The goal of courses in the NGSS-ready Science Department is for all students to understand the underpinnings of the world around them, from the macro level to the micro. The early courses provide D-requirement Laboratory Science credit, while physics and AP courses push students to expand their mathematical and conceptual comprehension. All courses utilize project-based learning and laboratory exercises to maximize student understanding.
This course explores the main areas of structure and function (for both molecules and organisms), the energy and dynamic interactions of ecosystems, heredity, and finally the way molecules' and organisms' hereditary processes have allowed those with structures and functions favored in the dynamic environment to survive and thrive via evolution.
This course focuses on matter and energy. Students explore the patterns inherent to atoms using the periodic table, the way molecular and intermolecular forces affect the interactions of different substances, and the way energy, in its conversion from one form to another, is the determining factor in which reactions happen and how.
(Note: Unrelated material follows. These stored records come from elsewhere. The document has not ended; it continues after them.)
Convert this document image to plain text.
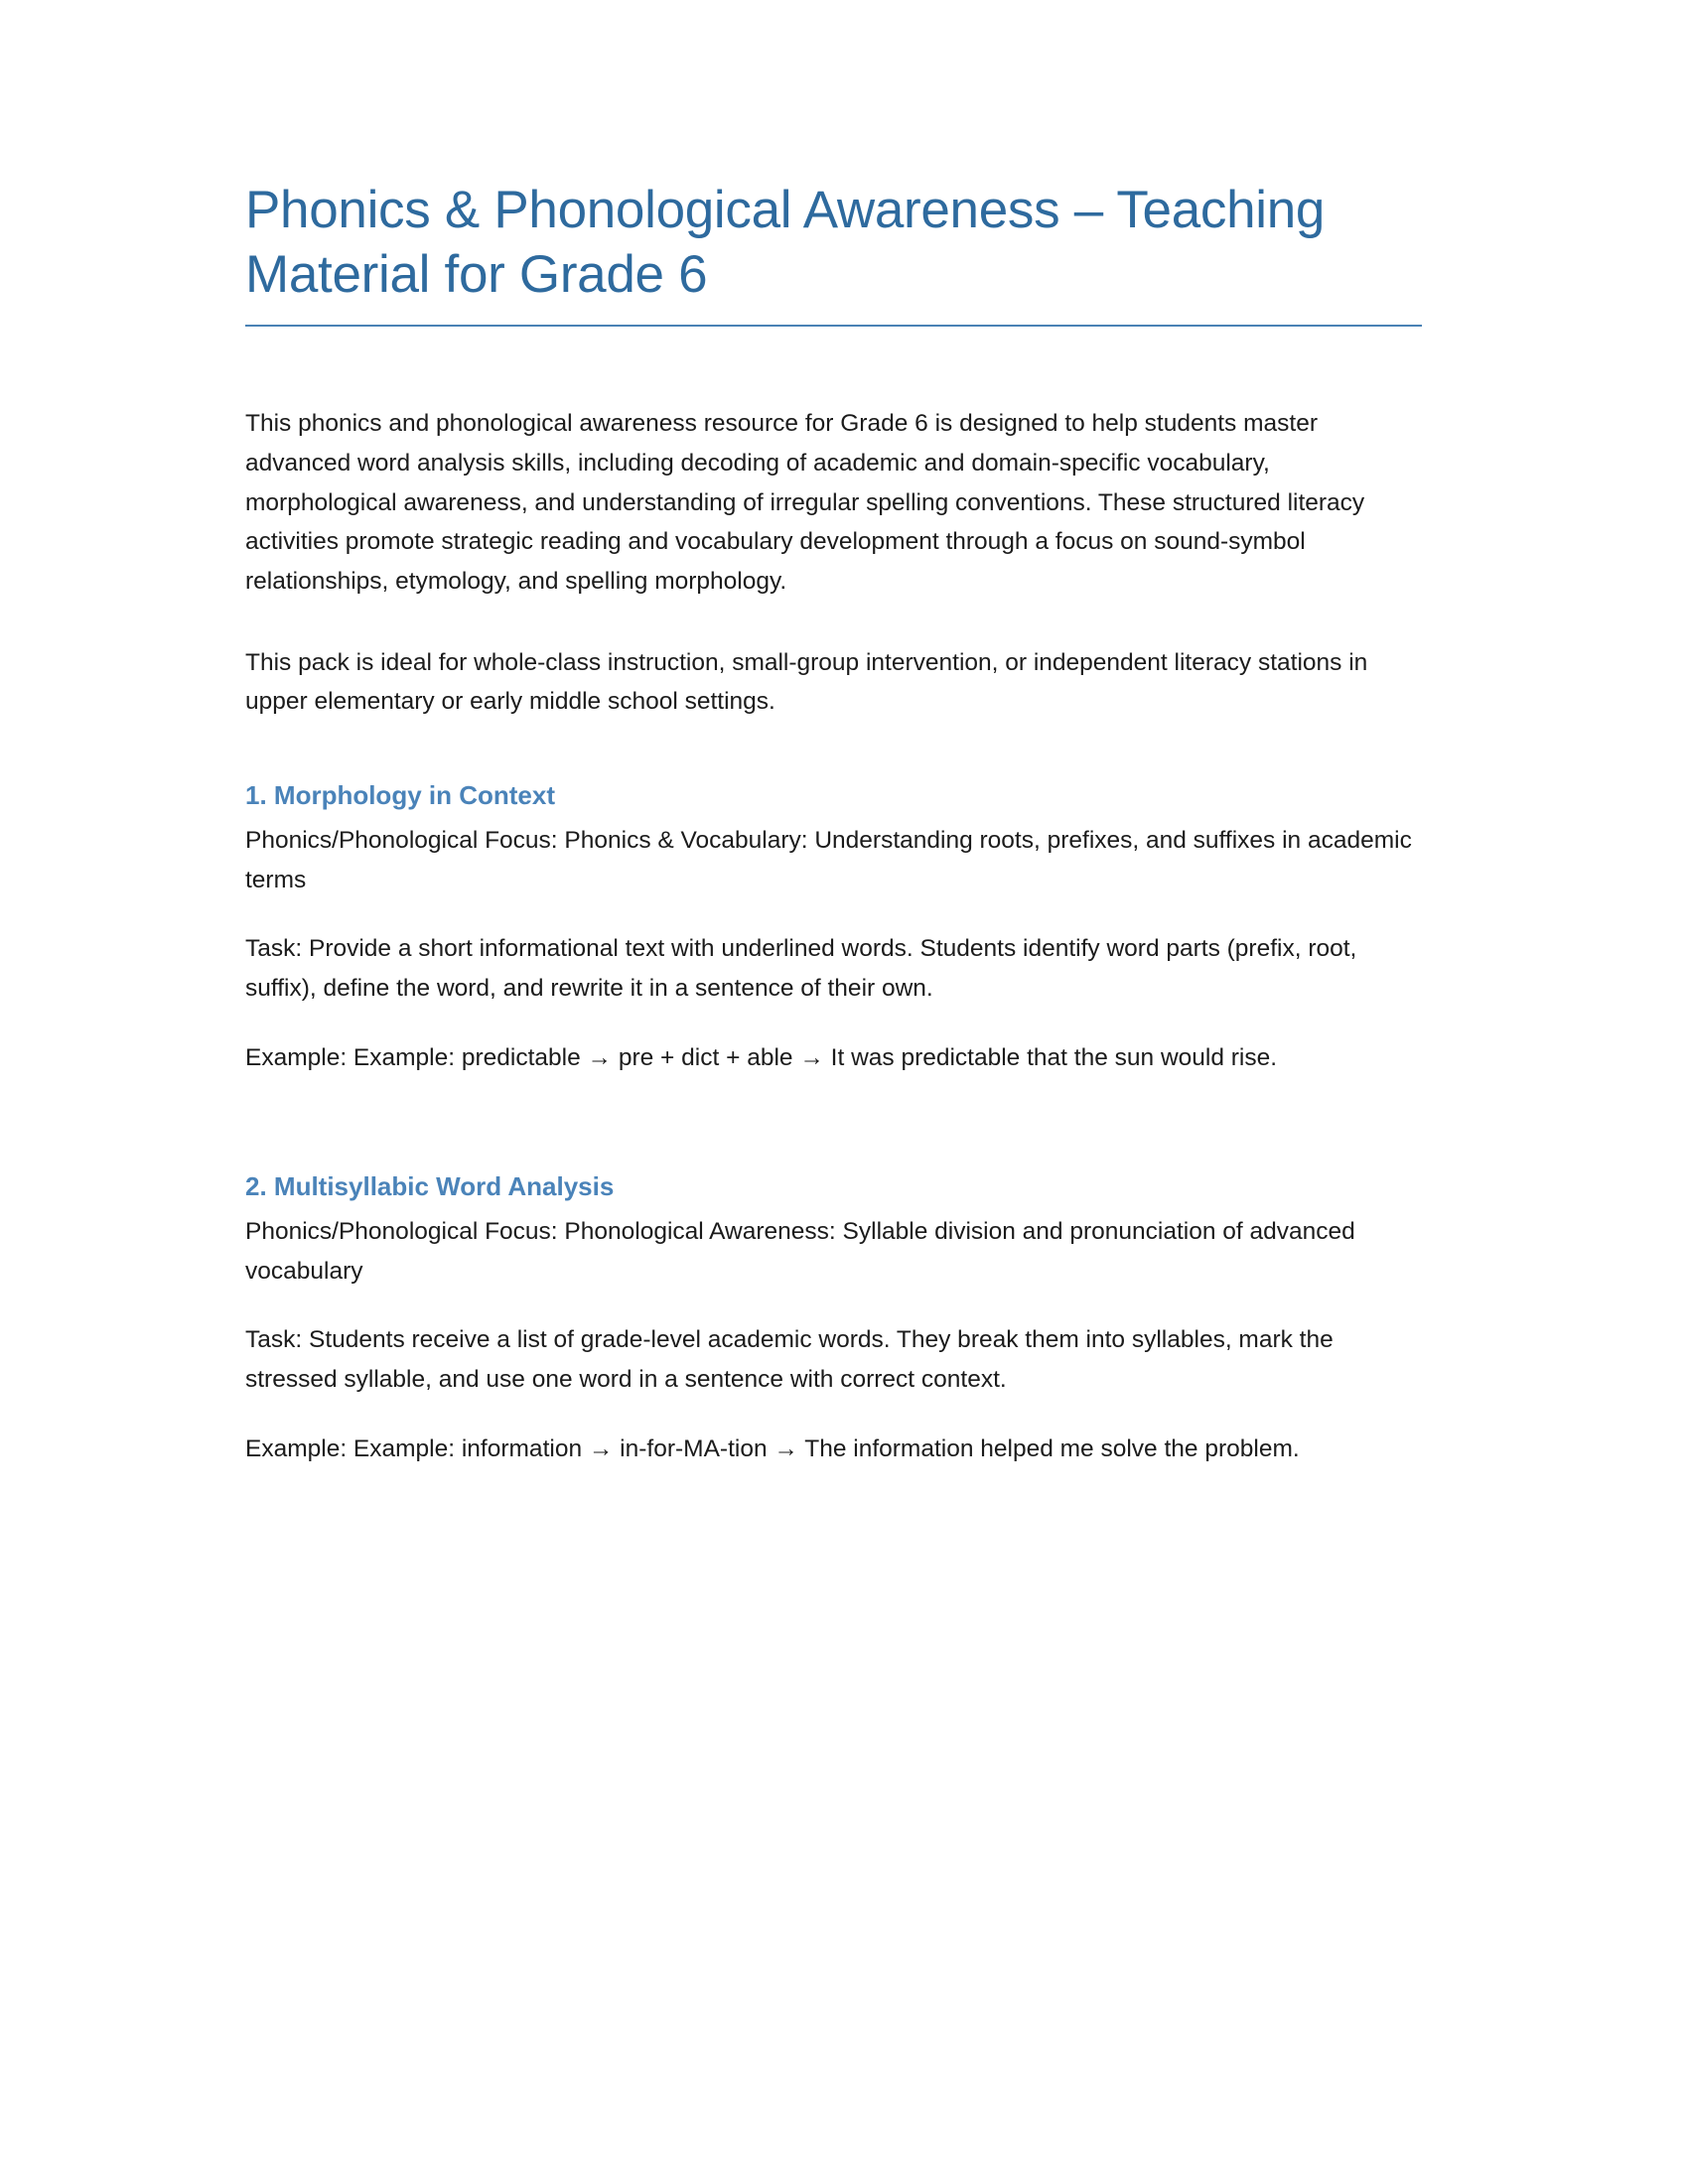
Phonics & Phonological Awareness – Teaching Material for Grade 6

This phonics and phonological awareness resource for Grade 6 is designed to help students master advanced word analysis skills, including decoding of academic and domain-specific vocabulary, morphological awareness, and understanding of irregular spelling conventions. These structured literacy activities promote strategic reading and vocabulary development through a focus on sound-symbol relationships, etymology, and spelling morphology.

This pack is ideal for whole-class instruction, small-group intervention, or independent literacy stations in upper elementary or early middle school settings.

1. Morphology in Context

Phonics/Phonological Focus: Phonics & Vocabulary: Understanding roots, prefixes, and suffixes in academic terms

Task: Provide a short informational text with underlined words. Students identify word parts (prefix, root, suffix), define the word, and rewrite it in a sentence of their own.

Example: Example: predictable → pre + dict + able → It was predictable that the sun would rise.

2. Multisyllabic Word Analysis

Phonics/Phonological Focus: Phonological Awareness: Syllable division and pronunciation of advanced vocabulary

Task: Students receive a list of grade-level academic words. They break them into syllables, mark the stressed syllable, and use one word in a sentence with correct context.

Example: Example: information → in-for-MA-tion → The information helped me solve the problem.
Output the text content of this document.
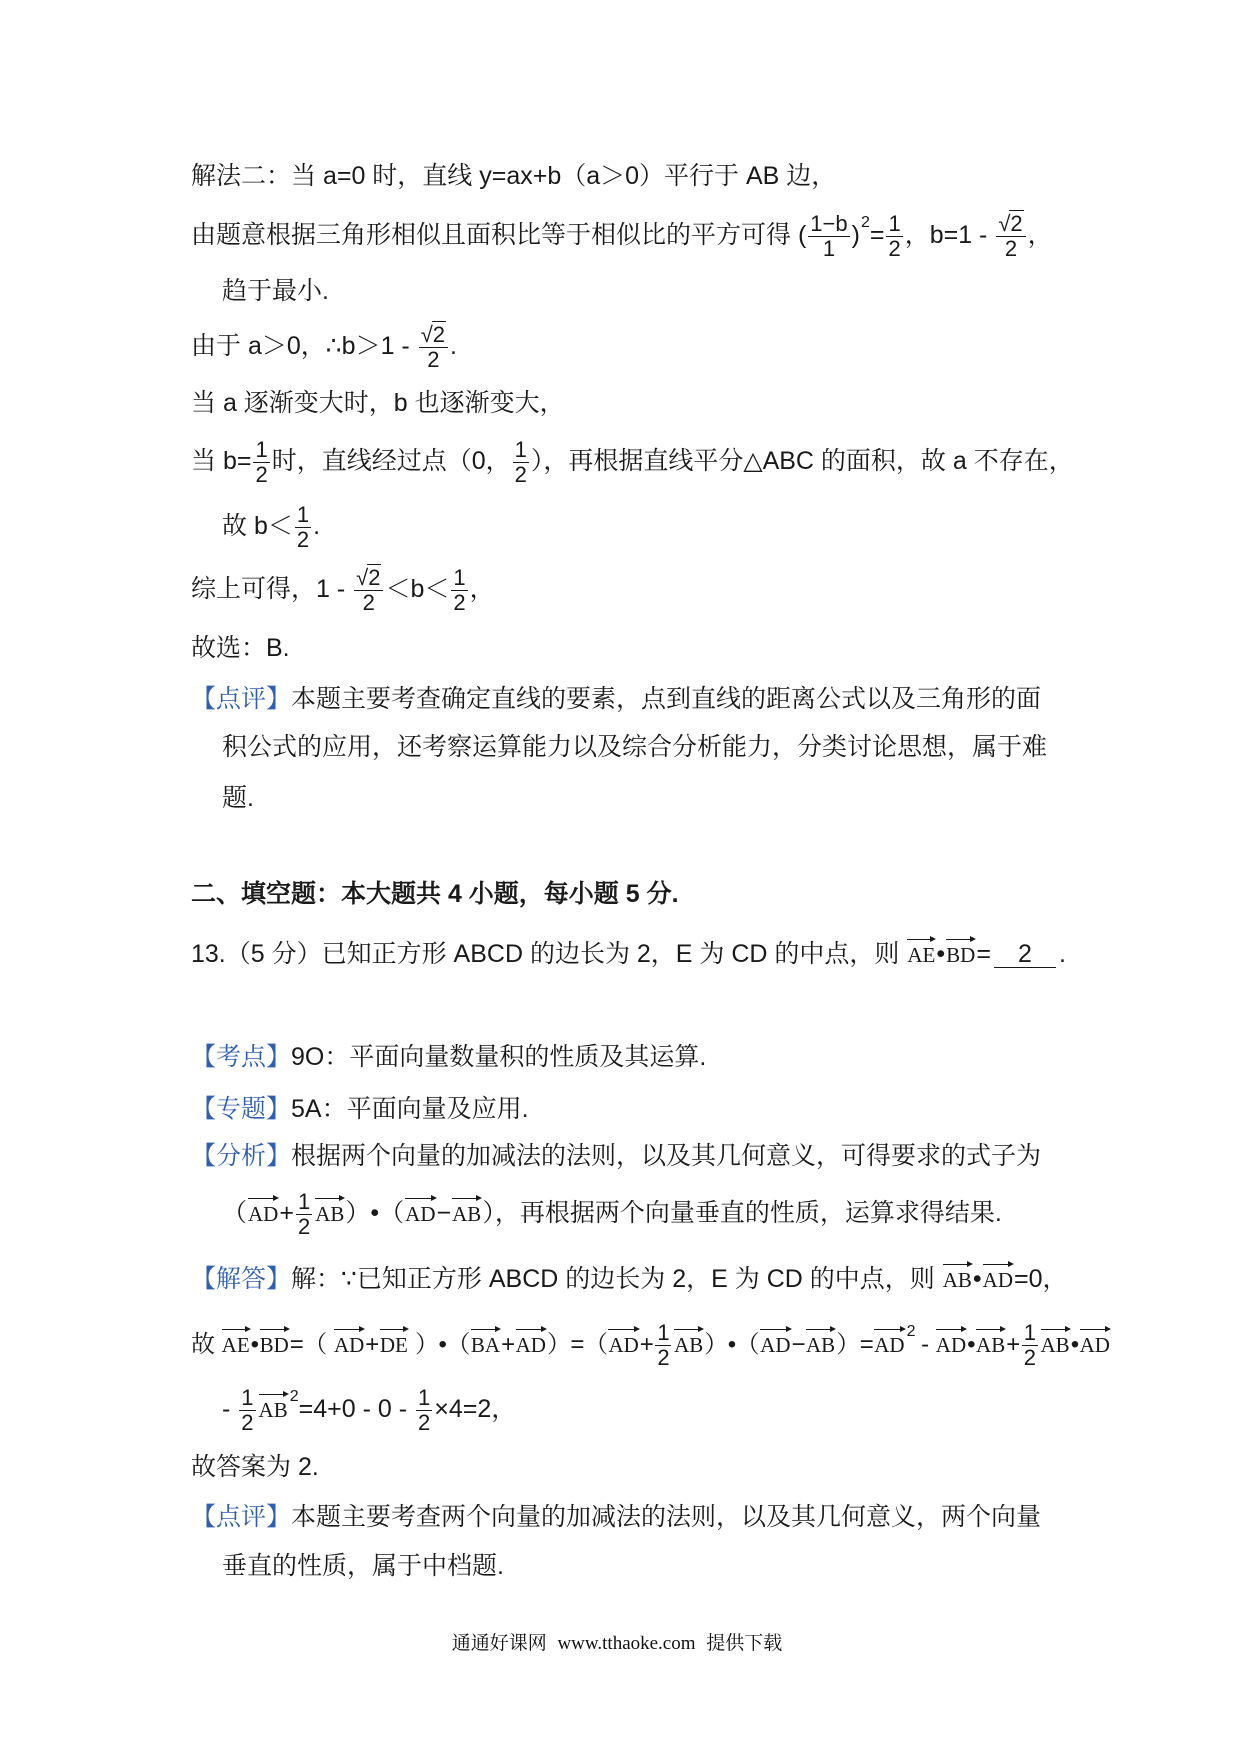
解法二：当 a=0 时，直线 y=ax+b（a＞0）平行于 AB 边，
由题意根据三角形相似且面积比等于相似比的平方可得 ( $\frac{1-b}{1} )^2= \frac{1}{2}$ ，$b=1 - \frac{√2}{2}$ ，
趋于最小.
由于 a＞0，∴b＞1 - $\frac{√2}{2}$ .
当 a 逐渐变大时，b 也逐渐变大，
当 $b= \frac{1}{2}$ 时，直线经过点（0， $\frac{1}{2}$ ），再根据直线平分△ABC 的面积，故 a 不存在，
故 $b< \frac{1}{2}$ .
综上可得，$1 - \frac{√2}{2} <b< \frac{1}{2}$ ，
故选：B.
【点评】本题主要考查确定直线的要素，点到直线的距离公式以及三角形的面
积公式的应用，还考察运算能力以及综合分析能力，分类讨论思想，属于难
题.
二、填空题：本大题共 4 小题，每小题 5 分.
13.（5 分）已知正方形 ABCD 的边长为 2，E 为 CD 的中点，则 AE•BD= 2 .
【考点】9O：平面向量数量积的性质及其运算.
【专题】5A：平面向量及应用.
【分析】根据两个向量的加减法的法则，以及其几何意义，可得要求的式子为
（$AD+ \frac{1}{2}$ AB）•（AD−AB），再根据两个向量垂直的性质，运算求得结果.
【解答】解：∵已知正方形 ABCD 的边长为 2，E 为 CD 的中点，则 AB•AD=0，
故 AE•BD=（ AD+DE ）•（BA+AD）=（AD+ $\frac{1}{2}$ $AB)•(AD-AB)=AD^2$ - AD•AB+ $\frac{1}{2}$ AB•AD
- $\frac{1}{2} AB^2=4+0 - 0 - \frac{1}{2} \times 4=2$，
故答案为 2.
【点评】本题主要考查两个向量的加减法的法则，以及其几何意义，两个向量
垂直的性质，属于中档题.
通通好课网 www.tthaoke.com 提供下载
This course explores forces, motion, and energy. Students derive and utilize logical and mathematical reasoning and predictions for velocity, force and momentum in two dimensions. Students examine the transfer of energy from potential and chemical to kinetic in waves, movement, and heat, as well as how electromagnetic, gravitational, and contact forces govern motion of objects in the universe.
4) AP Biology:
This course probes deeper into the functions of cells and ecosystems. Students learn the more precise chemical processes that take place inside organisms to process energy and reproduce. They also expand their understanding of the classification of organisms and the roles these organisms play within the larger ecosystems. Students who pass the AP Exam receive college credit.
5) AP Physics:
This course provides more complex mathematical analysis of movement, including circular and two-dimensional motion. Students develop more comprehensive, applicable, and contiguous understanding of efficiency, conservation of energy, and movement.